Alguns dias depois – no dia 13 de janeiro -, tivemos a regulamentação da Política Nacional de Resíduos Sólidos (Lei 12.305/2010), através do Decreto Presidencial no 10.936, criando ainda o Programa Nacional de Logística Reversa e o Lixão Zero. Assim está previsto: “fabricantes, importadores, distribuidores, comerciantes, consumidores e titulares dos serviços públicos de limpeza urbana e de manejo de resíduos sólidos são responsáveis pelo ciclo de vida dos produtos” (Casa Civil, 2022).

Ao verificarmos essas informações – quando há uma regulamentação de uma lei após quase 12 anos – temos que nos preocupar com questões ligadas à educação ambiental.Não se trata de uma temática nova, pelo contrário! Desde a Rio 92, passando pela Rio+10, Rio+20, Acordo de Paris e por fim a COP 26, a educação ambiental sempre esteve no centro das discussões em prol de políticas públicas.

Mas, vamos buscar os pontos positivos aqui. É trazido sob a forma de um programa nacional – uma política pública – a técnica de logística reversa para resolver o grande problema do descarte de resíduos.

Coleta seletiva, consumidores separando os resíduos, são atitudes simples e indispensáveis!

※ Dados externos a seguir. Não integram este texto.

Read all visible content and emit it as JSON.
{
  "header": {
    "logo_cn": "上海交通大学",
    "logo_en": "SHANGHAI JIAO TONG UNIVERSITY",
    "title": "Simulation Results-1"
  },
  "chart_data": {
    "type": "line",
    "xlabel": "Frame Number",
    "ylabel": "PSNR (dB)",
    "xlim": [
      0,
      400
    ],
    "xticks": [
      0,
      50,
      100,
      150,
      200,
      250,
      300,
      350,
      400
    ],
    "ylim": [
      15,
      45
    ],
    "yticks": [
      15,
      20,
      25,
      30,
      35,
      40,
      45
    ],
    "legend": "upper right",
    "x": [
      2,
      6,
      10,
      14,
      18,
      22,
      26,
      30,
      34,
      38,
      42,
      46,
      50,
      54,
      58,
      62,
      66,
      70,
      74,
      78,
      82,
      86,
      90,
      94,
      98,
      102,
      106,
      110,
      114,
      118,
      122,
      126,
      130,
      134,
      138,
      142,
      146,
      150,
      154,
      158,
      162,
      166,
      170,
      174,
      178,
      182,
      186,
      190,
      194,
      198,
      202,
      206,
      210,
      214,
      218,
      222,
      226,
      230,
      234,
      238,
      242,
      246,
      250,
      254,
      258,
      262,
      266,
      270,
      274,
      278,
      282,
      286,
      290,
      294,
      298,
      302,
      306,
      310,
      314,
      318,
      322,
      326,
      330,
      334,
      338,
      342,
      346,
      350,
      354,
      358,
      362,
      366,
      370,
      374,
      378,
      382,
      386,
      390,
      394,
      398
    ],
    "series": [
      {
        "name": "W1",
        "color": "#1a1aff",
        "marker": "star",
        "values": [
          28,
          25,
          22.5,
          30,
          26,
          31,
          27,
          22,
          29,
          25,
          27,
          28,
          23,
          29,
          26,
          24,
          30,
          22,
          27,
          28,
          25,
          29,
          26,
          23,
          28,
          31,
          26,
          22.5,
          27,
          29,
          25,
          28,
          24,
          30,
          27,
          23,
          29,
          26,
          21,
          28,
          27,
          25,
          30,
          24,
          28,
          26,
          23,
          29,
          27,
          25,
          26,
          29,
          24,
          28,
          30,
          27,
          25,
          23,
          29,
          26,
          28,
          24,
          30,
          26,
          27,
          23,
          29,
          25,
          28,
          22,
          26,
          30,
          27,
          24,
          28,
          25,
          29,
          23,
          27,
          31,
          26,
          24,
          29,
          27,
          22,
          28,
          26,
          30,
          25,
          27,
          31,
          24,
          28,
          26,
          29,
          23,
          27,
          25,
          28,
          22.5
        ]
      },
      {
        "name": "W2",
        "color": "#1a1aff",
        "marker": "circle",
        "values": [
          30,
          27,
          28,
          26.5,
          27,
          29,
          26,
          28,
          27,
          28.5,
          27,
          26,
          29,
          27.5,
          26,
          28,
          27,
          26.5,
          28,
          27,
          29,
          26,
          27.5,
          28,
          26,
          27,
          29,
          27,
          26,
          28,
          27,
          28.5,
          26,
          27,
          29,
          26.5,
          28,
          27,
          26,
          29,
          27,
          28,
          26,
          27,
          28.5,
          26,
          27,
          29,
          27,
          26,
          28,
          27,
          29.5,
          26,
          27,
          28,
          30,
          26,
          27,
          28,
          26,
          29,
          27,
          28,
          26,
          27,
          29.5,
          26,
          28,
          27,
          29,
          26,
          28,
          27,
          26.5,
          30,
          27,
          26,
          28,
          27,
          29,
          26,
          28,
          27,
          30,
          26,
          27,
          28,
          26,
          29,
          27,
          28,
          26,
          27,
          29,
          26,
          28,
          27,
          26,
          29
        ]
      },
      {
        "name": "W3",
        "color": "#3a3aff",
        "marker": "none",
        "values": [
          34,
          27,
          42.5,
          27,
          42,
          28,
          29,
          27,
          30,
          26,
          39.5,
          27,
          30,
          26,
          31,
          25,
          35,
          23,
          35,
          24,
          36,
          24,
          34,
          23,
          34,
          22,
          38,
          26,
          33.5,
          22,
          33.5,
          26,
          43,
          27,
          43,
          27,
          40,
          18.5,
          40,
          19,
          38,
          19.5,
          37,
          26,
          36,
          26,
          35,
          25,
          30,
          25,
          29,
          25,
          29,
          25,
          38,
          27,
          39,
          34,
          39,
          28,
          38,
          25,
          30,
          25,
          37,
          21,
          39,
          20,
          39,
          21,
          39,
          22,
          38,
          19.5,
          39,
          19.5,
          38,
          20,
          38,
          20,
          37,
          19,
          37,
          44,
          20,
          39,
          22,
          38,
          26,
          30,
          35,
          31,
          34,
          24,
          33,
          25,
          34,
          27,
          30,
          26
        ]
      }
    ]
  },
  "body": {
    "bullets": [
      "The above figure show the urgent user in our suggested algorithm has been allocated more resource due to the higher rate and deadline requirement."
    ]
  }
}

A responsabilidade compartilhada dos fornecedores, indústrias e entes públicos deve ser aplicado para que as sanções pelo descumprimento ocorram. Maior fiscalização e cobrança pela sociedade também são imprescindíveis! O objetivo é fazê-lo de forma individualizada e encadeada.

Dessa forma vamos conseguir implementar o ODS 11 que assim diz: “Tornar as cidades e os assentamentos humanos inclusivos, seguros, resilientes e sustentáveis”. Afinal, a saúde de todos precisa de medidas nesse sentido. Olha o ODS 3 aqui!

Preservar para sobreviver! E vamos conseguir!!!